Grannynannywanny Tue 06-Feb-24 08:20:37

Briget
I have a lovely relationship with our sons child.

That already puts you ahead of many I’ve seen posting on GN over the years. Don’t turn it into a competition with the other grandparents. That road leads to unhappiness . Your son and Dil invited you to share a happy family time away and will pick up on your resentment no matter how well you think it’s hidden.

You mention your granddaughter as your son’s child. She is also your daughter in law’s child and if she picks up on how you feel around her mother then you could find yourself missing out on family get togethers.

karmalady Tue 06-Feb-24 07:18:49

a special hobby that you can share and teach to dgd as she gets older. If you don`t have a creative hobby, then learn one so that you are ready when she is older, that something very special to share with her. A shared interest is something that cannot be bought.

Sleepovers at your house, a good time for her to see you engrossed in your hobby, coming to your side to watch you then bit by bit you teach her. something she will remember her whole life

dragonfly46 Tue 06-Feb-24 07:14:31

Don’t compete.
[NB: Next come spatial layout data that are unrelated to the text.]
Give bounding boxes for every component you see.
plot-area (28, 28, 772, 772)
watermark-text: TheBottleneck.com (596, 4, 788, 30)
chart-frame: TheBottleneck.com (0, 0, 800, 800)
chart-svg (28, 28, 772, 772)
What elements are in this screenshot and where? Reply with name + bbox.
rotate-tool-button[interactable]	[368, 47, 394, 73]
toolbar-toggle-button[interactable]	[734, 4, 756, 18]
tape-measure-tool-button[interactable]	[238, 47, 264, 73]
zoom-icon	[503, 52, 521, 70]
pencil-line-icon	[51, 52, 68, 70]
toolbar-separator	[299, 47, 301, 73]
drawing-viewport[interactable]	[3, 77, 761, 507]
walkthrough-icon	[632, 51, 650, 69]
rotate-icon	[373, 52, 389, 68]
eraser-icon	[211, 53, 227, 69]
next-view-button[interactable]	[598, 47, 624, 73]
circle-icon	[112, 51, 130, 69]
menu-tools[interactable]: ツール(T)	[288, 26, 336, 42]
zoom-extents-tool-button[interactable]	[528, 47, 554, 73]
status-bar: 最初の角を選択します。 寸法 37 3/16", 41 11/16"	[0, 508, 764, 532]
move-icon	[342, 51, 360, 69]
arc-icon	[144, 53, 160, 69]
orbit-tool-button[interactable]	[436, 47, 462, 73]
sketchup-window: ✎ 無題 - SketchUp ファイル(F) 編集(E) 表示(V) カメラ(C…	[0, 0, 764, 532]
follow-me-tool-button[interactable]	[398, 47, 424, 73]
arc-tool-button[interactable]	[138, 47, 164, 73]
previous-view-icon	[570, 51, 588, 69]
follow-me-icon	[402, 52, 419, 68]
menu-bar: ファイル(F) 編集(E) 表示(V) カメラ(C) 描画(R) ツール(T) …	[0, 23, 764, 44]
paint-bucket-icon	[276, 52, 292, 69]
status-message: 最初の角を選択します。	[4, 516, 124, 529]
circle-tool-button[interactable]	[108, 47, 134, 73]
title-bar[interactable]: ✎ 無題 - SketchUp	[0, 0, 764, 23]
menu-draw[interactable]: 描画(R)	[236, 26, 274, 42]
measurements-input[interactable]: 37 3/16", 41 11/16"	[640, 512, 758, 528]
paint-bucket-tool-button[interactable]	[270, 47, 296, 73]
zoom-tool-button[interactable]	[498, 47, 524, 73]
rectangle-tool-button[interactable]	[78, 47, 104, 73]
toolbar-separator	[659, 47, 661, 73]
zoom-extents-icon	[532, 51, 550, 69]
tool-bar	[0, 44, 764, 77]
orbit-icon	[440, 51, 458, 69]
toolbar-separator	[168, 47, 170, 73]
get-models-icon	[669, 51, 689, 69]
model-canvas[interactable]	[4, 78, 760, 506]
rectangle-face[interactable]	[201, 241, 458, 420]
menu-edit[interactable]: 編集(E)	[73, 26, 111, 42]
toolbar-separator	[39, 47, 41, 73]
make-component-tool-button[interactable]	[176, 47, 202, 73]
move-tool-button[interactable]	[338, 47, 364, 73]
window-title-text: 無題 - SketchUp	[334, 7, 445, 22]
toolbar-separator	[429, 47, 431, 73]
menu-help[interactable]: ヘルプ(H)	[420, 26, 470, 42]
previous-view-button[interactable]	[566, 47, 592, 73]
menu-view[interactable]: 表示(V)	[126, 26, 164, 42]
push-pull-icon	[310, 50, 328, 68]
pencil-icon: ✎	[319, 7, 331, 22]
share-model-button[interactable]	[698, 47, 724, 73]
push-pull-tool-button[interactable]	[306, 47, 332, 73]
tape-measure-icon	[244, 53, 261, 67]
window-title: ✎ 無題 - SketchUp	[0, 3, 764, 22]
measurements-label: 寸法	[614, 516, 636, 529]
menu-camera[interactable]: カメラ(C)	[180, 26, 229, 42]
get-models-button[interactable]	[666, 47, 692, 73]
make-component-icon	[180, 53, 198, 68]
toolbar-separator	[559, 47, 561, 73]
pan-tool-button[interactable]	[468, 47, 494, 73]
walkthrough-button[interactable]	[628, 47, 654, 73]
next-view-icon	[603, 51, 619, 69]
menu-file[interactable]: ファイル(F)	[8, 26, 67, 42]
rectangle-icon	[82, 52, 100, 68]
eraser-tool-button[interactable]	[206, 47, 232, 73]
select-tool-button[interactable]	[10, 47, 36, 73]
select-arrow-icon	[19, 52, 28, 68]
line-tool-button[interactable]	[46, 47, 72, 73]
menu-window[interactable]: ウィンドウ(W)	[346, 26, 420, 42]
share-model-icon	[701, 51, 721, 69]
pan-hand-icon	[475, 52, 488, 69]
My DGD spends much more time with the other gran than she does me but I have just spent the weekend with her and she was so excited to see me. The more people that love her the better in my opinion.

Allsorts Tue 06-Feb-24 07:04:11

Don’t compete just be yourself. Loving and interested.
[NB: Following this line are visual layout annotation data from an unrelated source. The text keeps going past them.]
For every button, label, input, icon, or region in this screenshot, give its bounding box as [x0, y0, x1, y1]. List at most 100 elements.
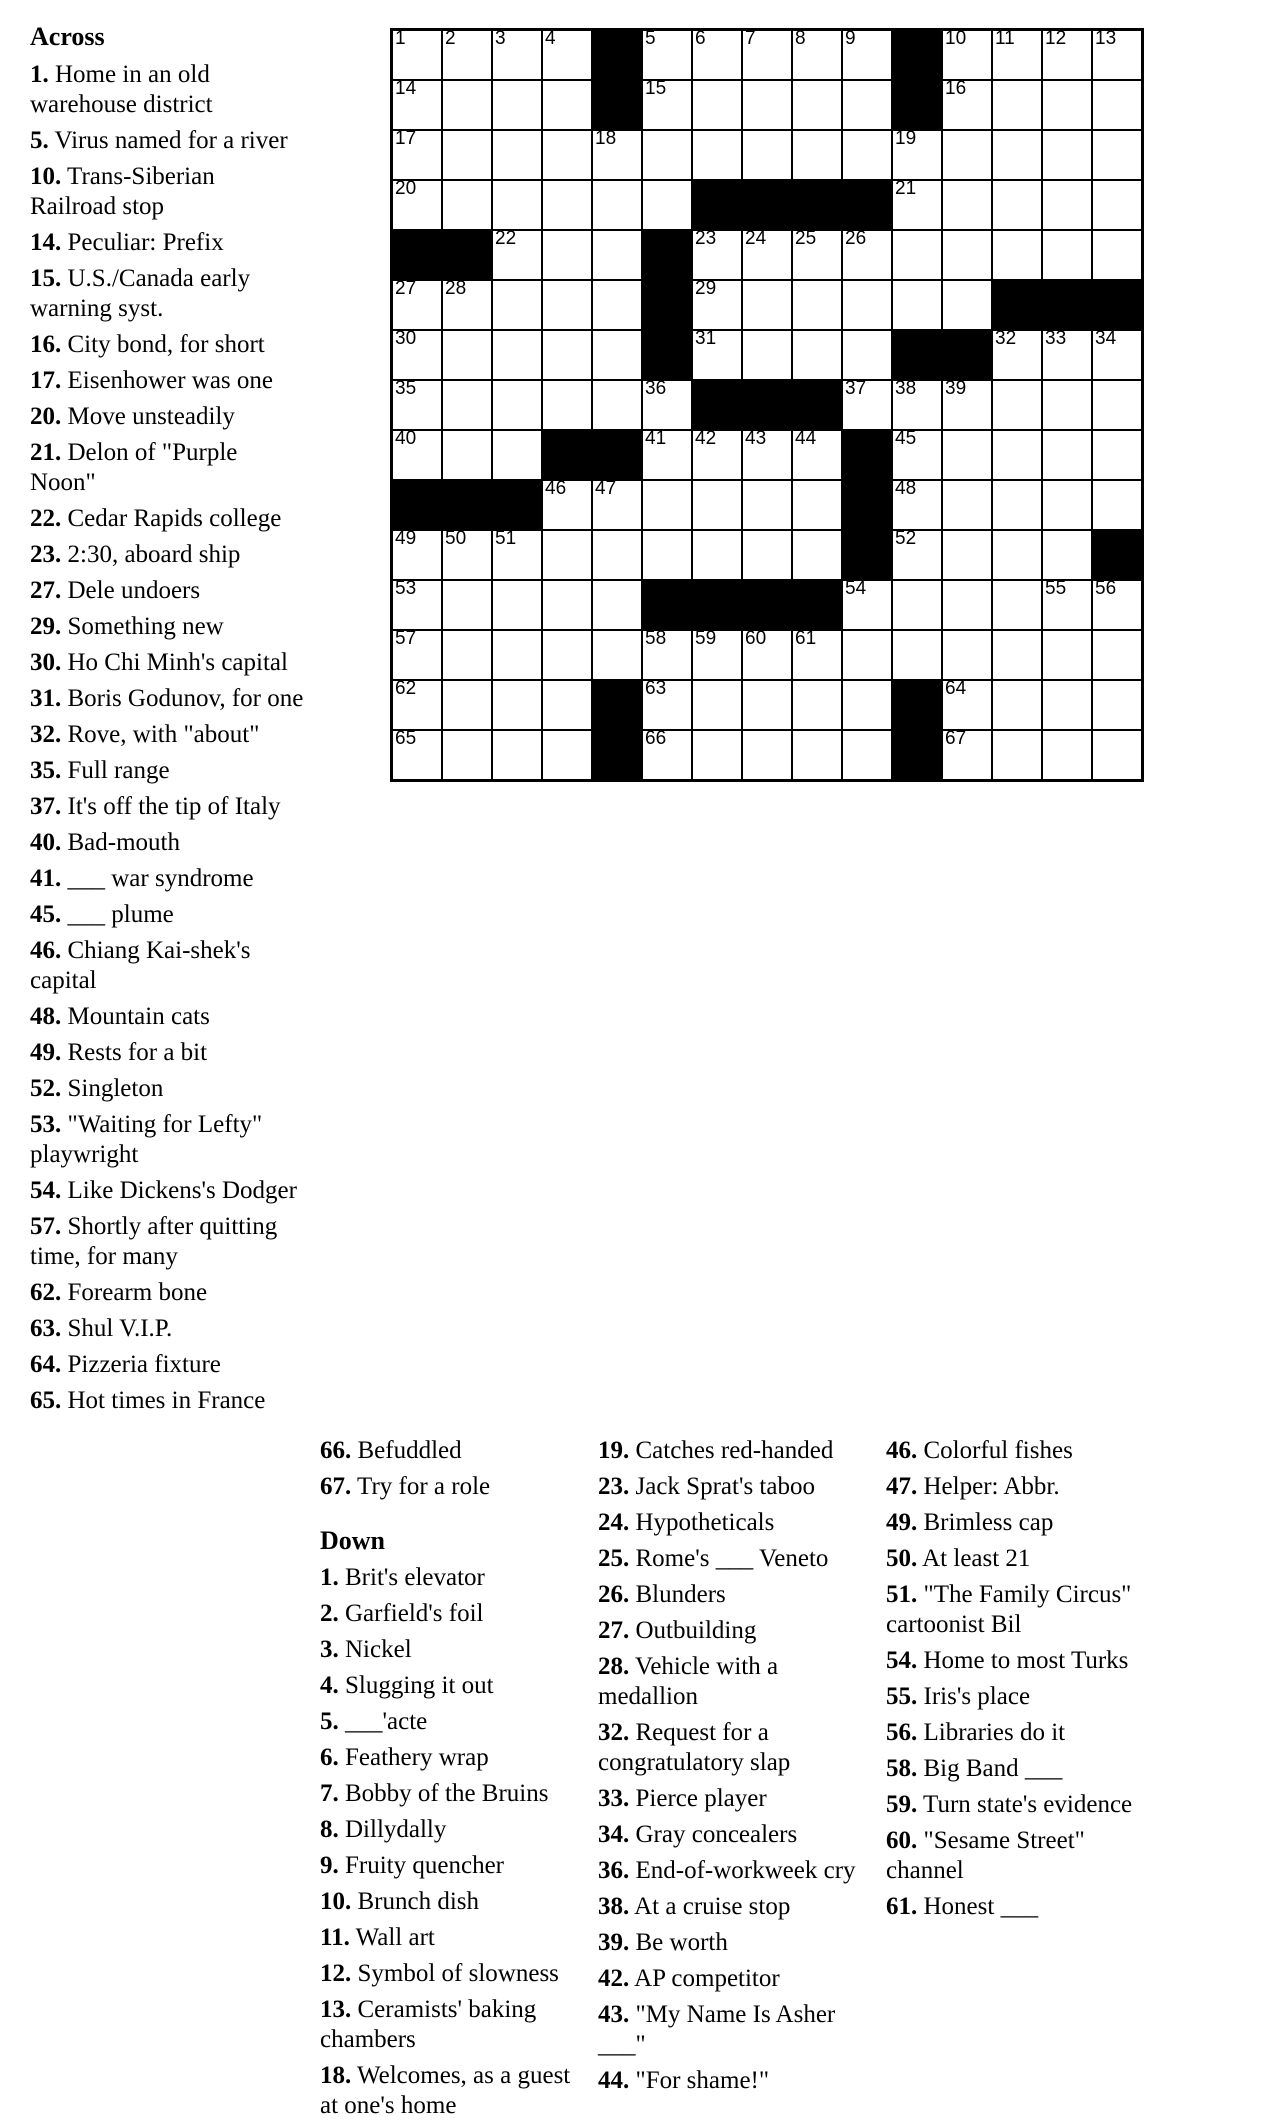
grid-cell[interactable]: 14	[390, 79, 443, 131]
grid-cell[interactable]	[541, 279, 593, 331]
grid-cell[interactable]	[641, 529, 693, 581]
grid-cell[interactable]	[691, 679, 743, 731]
grid-cell[interactable]	[941, 279, 993, 331]
grid-cell[interactable]	[541, 129, 593, 181]
grid-cell[interactable]	[591, 579, 643, 631]
grid-cell[interactable]	[691, 729, 743, 782]
grid-cell[interactable]	[1041, 529, 1093, 581]
grid-cell[interactable]	[541, 679, 593, 731]
grid-cell[interactable]	[441, 679, 493, 731]
grid-cell[interactable]	[1091, 229, 1144, 281]
grid-cell[interactable]	[1041, 129, 1093, 181]
grid-cell[interactable]: 55	[1041, 579, 1093, 631]
grid-cell[interactable]: 61	[791, 629, 843, 681]
grid-cell[interactable]	[541, 729, 593, 782]
grid-cell[interactable]	[941, 579, 993, 631]
grid-cell[interactable]	[991, 729, 1043, 782]
grid-cell[interactable]: 53	[390, 579, 443, 631]
grid-cell[interactable]: 49	[390, 529, 443, 581]
grid-cell[interactable]: 67	[941, 729, 993, 782]
grid-cell[interactable]: 22	[491, 229, 543, 281]
grid-cell[interactable]: 37	[841, 379, 893, 431]
grid-cell[interactable]	[491, 629, 543, 681]
grid-cell[interactable]	[991, 479, 1043, 531]
grid-cell[interactable]: 35	[390, 379, 443, 431]
grid-cell[interactable]: 38	[891, 379, 943, 431]
grid-cell[interactable]	[841, 79, 893, 131]
grid-cell[interactable]	[491, 329, 543, 381]
grid-cell[interactable]: 19	[891, 129, 943, 181]
grid-cell[interactable]: 25	[791, 229, 843, 281]
grid-cell[interactable]: 29	[691, 279, 743, 331]
grid-cell[interactable]	[891, 279, 943, 331]
grid-cell[interactable]	[591, 529, 643, 581]
grid-cell[interactable]	[991, 679, 1043, 731]
grid-cell[interactable]: 58	[641, 629, 693, 681]
grid-cell[interactable]	[741, 79, 793, 131]
grid-cell[interactable]: 66	[641, 729, 693, 782]
grid-cell[interactable]: 64	[941, 679, 993, 731]
grid-cell[interactable]	[491, 79, 543, 131]
grid-cell[interactable]	[1091, 429, 1144, 481]
grid-cell[interactable]	[491, 379, 543, 431]
grid-cell[interactable]	[891, 629, 943, 681]
grid-cell[interactable]: 12	[1041, 28, 1093, 81]
grid-cell[interactable]: 3	[491, 28, 543, 81]
grid-cell[interactable]	[941, 529, 993, 581]
grid-cell[interactable]	[791, 329, 843, 381]
grid-cell[interactable]	[741, 679, 793, 731]
grid-cell[interactable]	[541, 79, 593, 131]
grid-cell[interactable]	[1041, 79, 1093, 131]
grid-cell[interactable]: 16	[941, 79, 993, 131]
grid-cell[interactable]	[541, 229, 593, 281]
grid-cell[interactable]: 11	[991, 28, 1043, 81]
grid-cell[interactable]	[841, 329, 893, 381]
grid-cell[interactable]: 52	[891, 529, 943, 581]
grid-cell[interactable]	[491, 729, 543, 782]
grid-cell[interactable]	[841, 129, 893, 181]
grid-cell[interactable]	[741, 479, 793, 531]
grid-cell[interactable]	[841, 679, 893, 731]
grid-cell[interactable]: 33	[1041, 329, 1093, 381]
grid-cell[interactable]: 5	[641, 28, 693, 81]
grid-cell[interactable]: 63	[641, 679, 693, 731]
grid-cell[interactable]	[941, 229, 993, 281]
grid-cell[interactable]	[491, 429, 543, 481]
grid-cell[interactable]	[841, 729, 893, 782]
grid-cell[interactable]: 18	[591, 129, 643, 181]
grid-cell[interactable]	[1041, 479, 1093, 531]
grid-cell[interactable]: 8	[791, 28, 843, 81]
grid-cell[interactable]: 23	[691, 229, 743, 281]
grid-cell[interactable]: 60	[741, 629, 793, 681]
grid-cell[interactable]: 21	[891, 179, 943, 231]
grid-cell[interactable]	[491, 279, 543, 331]
grid-cell[interactable]: 32	[991, 329, 1043, 381]
grid-cell[interactable]: 26	[841, 229, 893, 281]
grid-cell[interactable]: 10	[941, 28, 993, 81]
grid-cell[interactable]	[841, 279, 893, 331]
grid-cell[interactable]	[991, 429, 1043, 481]
grid-cell[interactable]	[491, 679, 543, 731]
grid-cell[interactable]: 31	[691, 329, 743, 381]
grid-cell[interactable]: 62	[390, 679, 443, 731]
grid-cell[interactable]: 51	[491, 529, 543, 581]
grid-cell[interactable]	[691, 529, 743, 581]
grid-cell[interactable]: 36	[641, 379, 693, 431]
grid-cell[interactable]: 42	[691, 429, 743, 481]
grid-cell[interactable]	[1091, 79, 1144, 131]
grid-cell[interactable]	[541, 579, 593, 631]
grid-cell[interactable]	[791, 129, 843, 181]
grid-cell[interactable]	[741, 129, 793, 181]
grid-cell[interactable]	[991, 79, 1043, 131]
grid-cell[interactable]	[1041, 229, 1093, 281]
grid-cell[interactable]	[1041, 679, 1093, 731]
grid-cell[interactable]	[1091, 179, 1144, 231]
grid-cell[interactable]: 56	[1091, 579, 1144, 631]
grid-cell[interactable]	[941, 429, 993, 481]
grid-cell[interactable]: 59	[691, 629, 743, 681]
grid-cell[interactable]: 48	[891, 479, 943, 531]
grid-cell[interactable]	[741, 529, 793, 581]
grid-cell[interactable]: 54	[841, 579, 893, 631]
grid-cell[interactable]	[1091, 679, 1144, 731]
crossword-grid[interactable]: 1 2 3 4 5 6 7 8 9 10 11 12 13 14 15 16 17 18 19 20 21 22 23 24 2…	[390, 28, 1144, 782]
Madgran77 Tue 06-Feb-24 06:54:52

Gifts and holidays given to child:
" Oh how lovely I'm sure ** will enjoy that!" plus serene smile!
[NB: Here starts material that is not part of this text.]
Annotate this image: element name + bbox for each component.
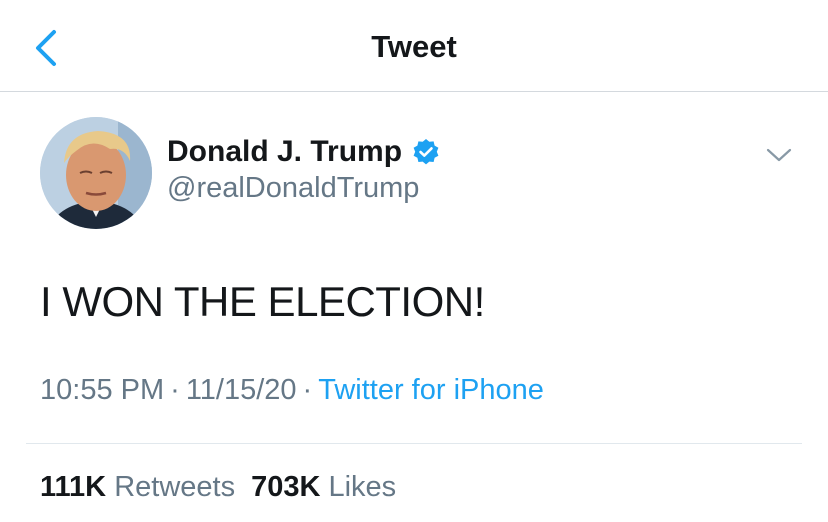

And find your own particular little relationship with your grandchild that they can remember....for me many moons ago it was "half an apple and half an orandw" shared with my Nana. Thee days it might be a special game, a lovely colouring book, fun baking, different fun little toys produced, face painting crayons, a particular park to visit....something they love now and other things as they grow and change 💐

Grandmabatty Tue 06-Feb-24 06:02:59

Ignore it. Don't compete or try to. Build your own relationship with your grandchild. It's not worth the hassle, honestly

Briget Tue 06-Feb-24 05:10:39

Yes I realize that now. Thought I would do the right thing by going but not again.

vegansrock Tue 06-Feb-24 04:53:11

Don’t go away with them!

Briget Tue 06-Feb-24 04:25:12

I have a 12 month old granddaughter. This weekend we have gone away with son, wife , baby and the other nana and partner. The other Nana is very competitive and makes me feel not good enough even though I have a lovely relationship with our sons child.
I only get a short time compared to her.
I hate feeling like this. She throws money with expensive gifts and holidays etc. I feel like I get crumbs. I dare not say anything to anyone but to be honest she's hard work. Any suggestions please?